Example JSON configuration files

Here are examples of analysis configuration JSON files for CSV, JSON Lines, image, and text datasets.

Analysis configuration JSON file for a CSV dataset

The following code sample shows how to configure an analysis for a CSV dataset.
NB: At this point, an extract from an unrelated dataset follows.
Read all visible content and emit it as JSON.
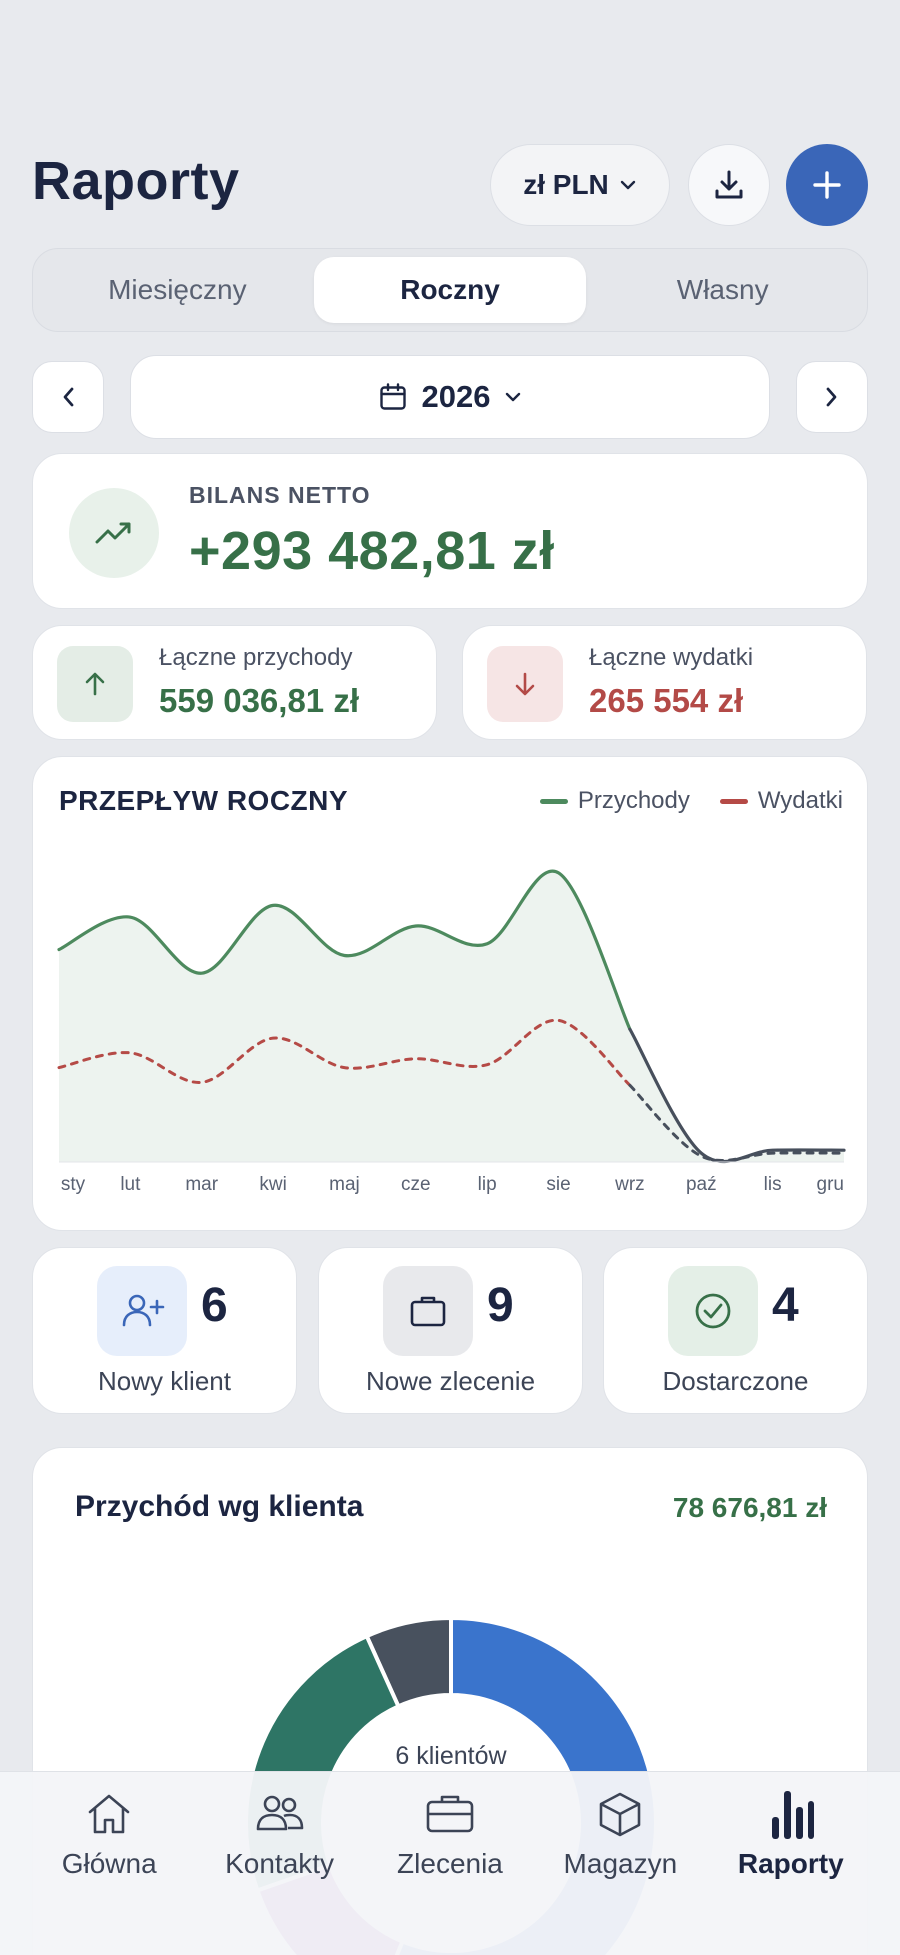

{ "dataset_type": "text/csv", "headers": [ "feature_0", "feature_1", "feature_2", "feature_3", "target" ], "label": "target", "label_values_or_threshold": [1], "probability_threshold" : 0.7, "facet": [ { "name_or_index" : "feature_1", "value_or_threshold": [1] }, { "name_or_index" : "feature_2", "value_or_threshold": [0.7] } ], "group_variable": "feature_3", "joinsource_name_or_index":'column_name', "methods": { "shap": { "baseline": [ [ "yes", 3, 0.9, 1 ] ], "num_samples": 1000, "agg_method": "mean", "use_logit": true, "save_local_shap_values": true, "num_clusters": 5, "seed": 1234 }, "pre_training_bias": { "methods": "all" }, "post_training_bias": { "methods": "all" }, "report": { "name": "report", "title": "Analysis Report" } }, "predictor": { "model_name": "my_model", "instance_type": "ml.m5.xlarge", "initial_instance_count": 1, "content_type": "text/csv", "accept_type": "text/csv", "accelerator_type":"ml.eia1.medium", "custom_attributes": "c000b4f9-df62-4c85-a0bf-7c525f9104a4", "label": 0, "probability": 1, "endpoint_name_prefix": "myendpointprefix", "target_model": "" } }

Model output as CSV is as follows:

Current,"[0.028986845165491104, 0.8253824710845947, 0.028993206098675728, 0.02898673340678215, 0.029557107016444206, 0.0290389321744442, 0.02905467338860035]"

Corresponding predictor configuration is as follows:

"predictor": { ..., "accept_type": "text/csv", "label": 0, "probability": 1, ... }

Analysis configuration JSON file for a JSON Lines dataset

The following code sample shows how to configure an analysis for a JSON Lines dataset.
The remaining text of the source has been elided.